It is axiomatic in some circles that stronger patents are the key to greater innovation (see for example my posting on EU Innovation Scorecard). The counter to that claim might be found in a recent Wall Street Journal story – “How a University’s Patents May Limit Stem-Cell Research”:
When executives at Carlsbad, Calif.-based Invitrogen Corp. chose to locate their stem-cell research in Asia recently, they blamed the patents. And today, a California watchdog group, the Foundation for Taxpayer and Consumer Rights of Santa Monica, says it will ask the U.S. Patent and Trademark Office to overturn three patents awarded to James A. Thomson, the Wisconsin researcher who first isolated stem cells from human embryos in 1998.
The broadly worded patents, which cover nearly any use of human embryonic stem cells, are held by the Wisconsin Alumni Research Foundation, a nonprofit group that handles the school’s intellectual-property estate, managing a $1.5 billion endowment amassed during 80 years of marketing inventions.

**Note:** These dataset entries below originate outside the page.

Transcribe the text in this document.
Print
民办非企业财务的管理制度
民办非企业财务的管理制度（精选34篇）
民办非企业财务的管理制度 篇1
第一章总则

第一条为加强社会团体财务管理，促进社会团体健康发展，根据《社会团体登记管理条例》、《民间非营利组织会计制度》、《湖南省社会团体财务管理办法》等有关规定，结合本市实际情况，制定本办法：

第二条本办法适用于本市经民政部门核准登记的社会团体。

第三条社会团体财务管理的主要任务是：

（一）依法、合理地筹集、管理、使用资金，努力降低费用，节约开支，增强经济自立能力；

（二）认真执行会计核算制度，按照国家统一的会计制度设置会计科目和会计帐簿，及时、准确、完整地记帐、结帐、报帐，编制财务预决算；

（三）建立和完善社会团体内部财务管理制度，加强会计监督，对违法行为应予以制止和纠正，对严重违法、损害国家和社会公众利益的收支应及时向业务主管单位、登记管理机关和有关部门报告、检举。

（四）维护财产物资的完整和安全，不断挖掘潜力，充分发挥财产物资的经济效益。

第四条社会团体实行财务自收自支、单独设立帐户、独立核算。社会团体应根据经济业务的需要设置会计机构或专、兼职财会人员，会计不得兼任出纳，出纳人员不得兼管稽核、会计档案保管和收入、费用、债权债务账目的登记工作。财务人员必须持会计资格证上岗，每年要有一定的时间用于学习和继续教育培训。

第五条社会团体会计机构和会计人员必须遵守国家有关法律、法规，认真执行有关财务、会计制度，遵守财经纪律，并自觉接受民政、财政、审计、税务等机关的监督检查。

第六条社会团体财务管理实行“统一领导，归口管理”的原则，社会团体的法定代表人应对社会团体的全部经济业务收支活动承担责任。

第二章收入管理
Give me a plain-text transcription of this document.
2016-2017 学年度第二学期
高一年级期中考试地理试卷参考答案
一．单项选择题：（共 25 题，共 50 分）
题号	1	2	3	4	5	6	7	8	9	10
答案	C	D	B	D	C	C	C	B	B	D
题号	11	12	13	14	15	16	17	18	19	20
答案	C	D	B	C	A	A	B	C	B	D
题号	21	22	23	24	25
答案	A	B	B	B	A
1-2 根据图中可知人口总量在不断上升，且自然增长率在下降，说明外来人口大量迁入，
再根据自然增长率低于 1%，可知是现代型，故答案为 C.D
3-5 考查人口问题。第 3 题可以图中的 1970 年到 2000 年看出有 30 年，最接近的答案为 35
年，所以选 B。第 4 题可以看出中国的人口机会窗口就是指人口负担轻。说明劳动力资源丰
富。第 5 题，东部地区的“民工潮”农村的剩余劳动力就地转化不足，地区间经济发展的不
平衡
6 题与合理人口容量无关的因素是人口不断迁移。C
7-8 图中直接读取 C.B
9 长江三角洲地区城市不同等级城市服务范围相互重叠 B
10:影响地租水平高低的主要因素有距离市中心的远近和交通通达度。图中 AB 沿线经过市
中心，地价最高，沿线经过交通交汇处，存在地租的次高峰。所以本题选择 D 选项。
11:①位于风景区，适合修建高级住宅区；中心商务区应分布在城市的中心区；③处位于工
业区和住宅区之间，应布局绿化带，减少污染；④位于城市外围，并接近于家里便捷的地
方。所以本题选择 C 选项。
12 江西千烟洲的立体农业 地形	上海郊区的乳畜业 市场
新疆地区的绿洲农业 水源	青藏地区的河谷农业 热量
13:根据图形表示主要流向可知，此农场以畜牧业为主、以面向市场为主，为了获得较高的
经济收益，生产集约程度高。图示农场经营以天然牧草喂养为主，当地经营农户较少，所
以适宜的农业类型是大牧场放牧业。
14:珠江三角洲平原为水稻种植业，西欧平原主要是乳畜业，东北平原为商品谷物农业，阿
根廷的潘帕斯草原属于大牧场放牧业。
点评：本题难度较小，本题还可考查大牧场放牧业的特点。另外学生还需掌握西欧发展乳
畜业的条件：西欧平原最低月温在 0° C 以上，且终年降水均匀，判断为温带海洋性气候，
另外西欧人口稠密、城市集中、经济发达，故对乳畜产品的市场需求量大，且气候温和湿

John Simpson, an official at the foundation bringing the challenge, says WARF’s efforts to enforce its patents are “damaging, impeding the free flow of ideas and creating a problem.” Mr. Simpson’s group got involved in the dispute earlier this year after Wisconsin officials said they would demand a share of state revenue from California’s voter-approved stem-cell initiative.
One of the characteristics of knowledge (as described in the endogenous growth theory – or New Growth Theory) is that it is self-perpetuating: knowledge begets more knowledge. But the process only works if knowledge is shared — and a balanced patent system is key to that sharing. Which is why we need patent reform legislation — legislation that is unfortunately stalled. Given it is July of an election year, it is doubtful that anything will come out of this Congress. I can only hope that next year Congress will make patent reform a top priority.